TYPES OF SECURITIES FRAUD
Common types of securities fraud committed by companies and individuals include:
Ponzi or pyramid schemes;
Misappropriation of funds or securities;
Fraudulent or unregistered securities offering;
Naked short selling;
Bribery of foreign officials under the Foreign Corrupt Practices Act (“FCPA”);
False or misleading statements about a company in public documents and SEC filings.
ELIGIBILITY FOR AN AWARD
Eligible whistleblowers under the whistleblower program include any person who voluntarily provides original information to the SEC about the commission of any violation of the securities laws. Whistleblowers need not be company insiders or even U.S. citizens to collect a whistleblower award under the program; however, the amount of the award will be based on the quality of information provided to the SEC, the amount of assistance provided to the SEC, and, the SEC’s interest in deterring the conduct making up the securities violation. In order for a whistleblower to collect an award, the recovery by the SEC must be in excess of $1 million.
PROTECTIONS UNDER THE WHISTLEBLOWER PROGRAM
In addition to the incentives provided to whistleblowers under the program, the Dodd-Frank Act provides unprecedented protections to whistleblowers seeking to blow the whistle on securities fraud, including:
Whistleblowers who are retaliated against for reporting securities fraud at their workplace are entitled to reinstatement to the same position they were in before the retaliation, two times the amount of back pay otherwise owed to them, and compensation for litigation costs;
The whistleblower provisions under the Dodd-Frank Act requires that SEC officers and employees maintain the confidentiality of the whistleblower until and unless disclosure of the whistleblowers identity is required by law.

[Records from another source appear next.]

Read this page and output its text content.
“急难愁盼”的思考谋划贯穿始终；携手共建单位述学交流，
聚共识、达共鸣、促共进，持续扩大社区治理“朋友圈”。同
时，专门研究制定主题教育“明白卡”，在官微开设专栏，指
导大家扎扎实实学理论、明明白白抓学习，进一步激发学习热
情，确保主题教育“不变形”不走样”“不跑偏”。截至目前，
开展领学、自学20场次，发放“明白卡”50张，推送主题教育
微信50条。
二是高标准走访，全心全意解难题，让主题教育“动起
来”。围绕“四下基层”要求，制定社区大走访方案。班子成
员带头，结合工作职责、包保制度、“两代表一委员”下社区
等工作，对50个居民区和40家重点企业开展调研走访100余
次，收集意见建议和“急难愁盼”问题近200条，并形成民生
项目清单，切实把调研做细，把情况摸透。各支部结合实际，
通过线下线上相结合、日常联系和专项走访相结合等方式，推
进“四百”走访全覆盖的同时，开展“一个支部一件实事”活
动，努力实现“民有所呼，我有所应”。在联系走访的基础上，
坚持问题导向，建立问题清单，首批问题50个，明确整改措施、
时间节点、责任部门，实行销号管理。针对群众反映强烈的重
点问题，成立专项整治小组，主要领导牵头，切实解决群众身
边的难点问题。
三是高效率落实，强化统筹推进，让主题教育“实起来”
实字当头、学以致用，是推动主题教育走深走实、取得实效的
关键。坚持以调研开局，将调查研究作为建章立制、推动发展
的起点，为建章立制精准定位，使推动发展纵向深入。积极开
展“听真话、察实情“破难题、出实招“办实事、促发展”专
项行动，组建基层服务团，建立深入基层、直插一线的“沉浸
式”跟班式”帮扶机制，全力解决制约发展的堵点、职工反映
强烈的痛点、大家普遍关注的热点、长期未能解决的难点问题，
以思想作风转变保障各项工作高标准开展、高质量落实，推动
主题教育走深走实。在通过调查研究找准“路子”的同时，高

Most critically, in an effort to remove the social stigma and fear of retaliation that has long kept whistleblowers from coming forward with information about fraud, the SEC Whistleblower Program allows whistleblowers to provide a submission to the SEC can anonymously, provided they are represented by an attorney. To do so, whistleblowers must provide a TCR to their attorney signed under penalty of perjury attesting to the accuracy of their submission to the SEC. The attorney then works with the SEC on behalf of the whistleblower throughout its investigation. The identity of the whistleblower need only be revealed to the SEC when it comes time to receive a monetary award for a successful action based on the information provided by the whistleblower.